Episiphon sowerbyi (Guilding, 1834)
Figs. 58–59
+ Dentalium sowerbyi Guilding 1834: 35, pl. 3, fig. 7.
+ Dentalium (Episiphon) sowerbyi: Henderson 1920: 77; Maury 1922: 38; Turner 1955: 314; Abbott 1974: 387.
+ Dentalium (Episiphon) sowerbyi sowerbyi: Henderson 1920: 79, pl. 13, figs. 2, 3, 10.
+ Dentalium (Episiphon) sowerbyi pelliceri Henderson 1920: 80, pl. 13, figs. 7–9.

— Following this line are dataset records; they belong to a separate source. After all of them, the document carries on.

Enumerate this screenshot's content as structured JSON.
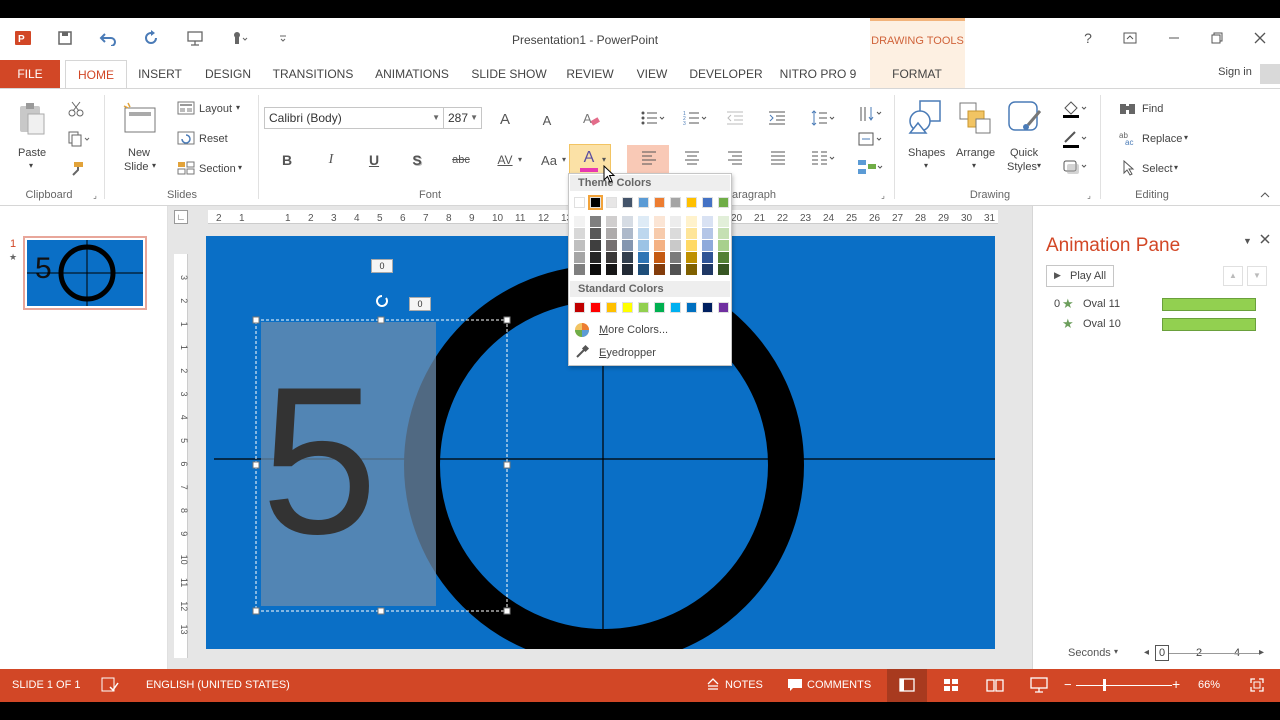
{
  "window": {
    "title": "Presentation1 - PowerPoint",
    "contextual_group": "DRAWING TOOLS",
    "help": "?",
    "sign_in": "Sign in"
  },
  "tabs": [
    "FILE",
    "HOME",
    "INSERT",
    "DESIGN",
    "TRANSITIONS",
    "ANIMATIONS",
    "SLIDE SHOW",
    "REVIEW",
    "VIEW",
    "DEVELOPER",
    "NITRO PRO 9",
    "FORMAT"
  ],
  "ribbon": {
    "clipboard": {
      "label": "Clipboard",
      "paste": "Paste"
    },
    "slides": {
      "label": "Slides",
      "new_slide_1": "New",
      "new_slide_2": "Slide",
      "layout": "Layout",
      "reset": "Reset",
      "section": "Section"
    },
    "font": {
      "label": "Font",
      "font_name": "Calibri (Body)",
      "font_size": "287",
      "bold": "B",
      "italic": "I",
      "underline": "U",
      "shadow": "S",
      "strike": "abc",
      "spacing": "AV",
      "case": "Aa",
      "grow": "A",
      "shrink": "A",
      "color": "A"
    },
    "paragraph": {
      "label": "aragraph"
    },
    "drawing": {
      "label": "Drawing",
      "shapes": "Shapes",
      "arrange": "Arrange",
      "quick_1": "Quick",
      "quick_2": "Styles"
    },
    "editing": {
      "label": "Editing",
      "find": "Find",
      "replace": "Replace",
      "select": "Select"
    }
  },
  "color_menu": {
    "theme_header": "Theme Colors",
    "standard_header": "Standard Colors",
    "more_colors_pre": "",
    "more_colors_u": "M",
    "more_colors_post": "ore Colors...",
    "eyedropper_pre": "",
    "eyedropper_u": "E",
    "eyedropper_post": "yedropper",
    "theme_top": [
      "#ffffff",
      "#000000",
      "#e7e6e6",
      "#44546a",
      "#5b9bd5",
      "#ed7d31",
      "#a5a5a5",
      "#ffc000",
      "#4472c4",
      "#70ad47"
    ],
    "theme_shades": [
      [
        "#f2f2f2",
        "#7f7f7f",
        "#d0cece",
        "#d6dce4",
        "#deebf6",
        "#fbe5d5",
        "#ededed",
        "#fff2cc",
        "#d9e2f3",
        "#e2efd9"
      ],
      [
        "#d8d8d8",
        "#595959",
        "#aeabab",
        "#adb9ca",
        "#bdd7ee",
        "#f7cbac",
        "#dbdbdb",
        "#fee599",
        "#b4c6e7",
        "#c5e0b3"
      ],
      [
        "#bfbfbf",
        "#3f3f3f",
        "#757070",
        "#8496b0",
        "#9cc3e5",
        "#f4b183",
        "#c9c9c9",
        "#ffd965",
        "#8eaadb",
        "#a8d08d"
      ],
      [
        "#a5a5a5",
        "#262626",
        "#3a3838",
        "#323f4f",
        "#2e75b5",
        "#c55a11",
        "#7b7b7b",
        "#bf9000",
        "#2f5496",
        "#538135"
      ],
      [
        "#7f7f7f",
        "#0c0c0c",
        "#171616",
        "#222a35",
        "#1e4e79",
        "#833c0b",
        "#525252",
        "#7f6000",
        "#1f3864",
        "#375623"
      ]
    ],
    "standard": [
      "#c00000",
      "#ff0000",
      "#ffc000",
      "#ffff00",
      "#92d050",
      "#00b050",
      "#00b0f0",
      "#0070c0",
      "#002060",
      "#7030a0"
    ]
  },
  "thumbnail": {
    "number": "1",
    "star": "★",
    "digit": "5"
  },
  "slide": {
    "big_digit": "5",
    "badge_top": "0",
    "badge_right": "0"
  },
  "ruler": {
    "h_ticks": [
      "2",
      "1",
      "1",
      "2",
      "3",
      "4",
      "5",
      "6",
      "7",
      "8",
      "9",
      "10",
      "11",
      "12",
      "13",
      "30",
      "25",
      "26",
      "27",
      "28",
      "29",
      "30",
      "31"
    ],
    "h_right_ticks": [
      "20",
      "21",
      "22",
      "23",
      "24",
      "25",
      "26",
      "27",
      "28",
      "29",
      "30",
      "31"
    ],
    "v_ticks": [
      "3",
      "2",
      "1",
      "1",
      "2",
      "3",
      "4",
      "5",
      "6",
      "7",
      "8",
      "9",
      "10",
      "11",
      "12",
      "13"
    ]
  },
  "animation_pane": {
    "title": "Animation Pane",
    "play_all": "Play All",
    "items": [
      {
        "index": "0",
        "name": "Oval 11"
      },
      {
        "index": "",
        "name": "Oval 10"
      }
    ],
    "seconds": "Seconds",
    "timeline": [
      "0",
      "2",
      "4"
    ]
  },
  "status": {
    "slide_of": "SLIDE 1 OF 1",
    "language": "ENGLISH (UNITED STATES)",
    "notes": "NOTES",
    "comments": "COMMENTS",
    "zoom": "66%"
  },
  "colors": {
    "accent": "#d24726",
    "slide_bg": "#0a6fc6",
    "anim_bar": "#92d050"
  }
}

+ Episiphon sowerbyi: Scarabino 1985: 200, pl. 73, fig. 1025; 1994: 308, pl. 107, fig. 1513; Redfern 2001: 191, pl. 76, fig. 783; Steiner and Kabat 2001: 444; 2004: 645.
Type material
not located.
Type locality
"in arenosis Oceani Caribaei" (by original designation).
Diagnosis
shell small (to 10 mm), slender, fine, slightly curved, translucent yellow. Close rings at apical portion fade through center of shell. Apical callous conspicuous, usually with short pipe. Oral, apical sections sligthly laterally compressed, lumen wide.
Material examined
IBUFRJ 10967, sta 1f, 1 dd; IBUFRJ 14250, sta C13, 2 dd; IBUFRJ 14251, sta 504, 3 dd; IBUFRJ 14311, sta 52, 1 dd.
Distribution
USA: North Carolina, Florida (Henderson 1920; Turner 1955); gulf of Mexico and Caribbean Sea: Cuba; Barbados (Henderson 1920; Lewis 1965); Brazil: off Amapá and Canyon of Amazon river (Scarabino 1985, 1994), Bahia and Rio de Janeiro (this study). Living 13 m to 150–200 m (Lewis 1965), shells down to 830 m (present paper).
Remarks
Episiphon sowerbyi differs from Ep. didymum by the presence of transversal rings in shell surface. This ringed sculpture fades at the middle of the shell in our specimens, but entire sculptured specimens were mentioned by Henderson (1920: pl. 13, fig. 10). Figure 59 shown detail of the ring sculpture under SEM magnification, and we could observe a papillated pattern of sculpture in these rings.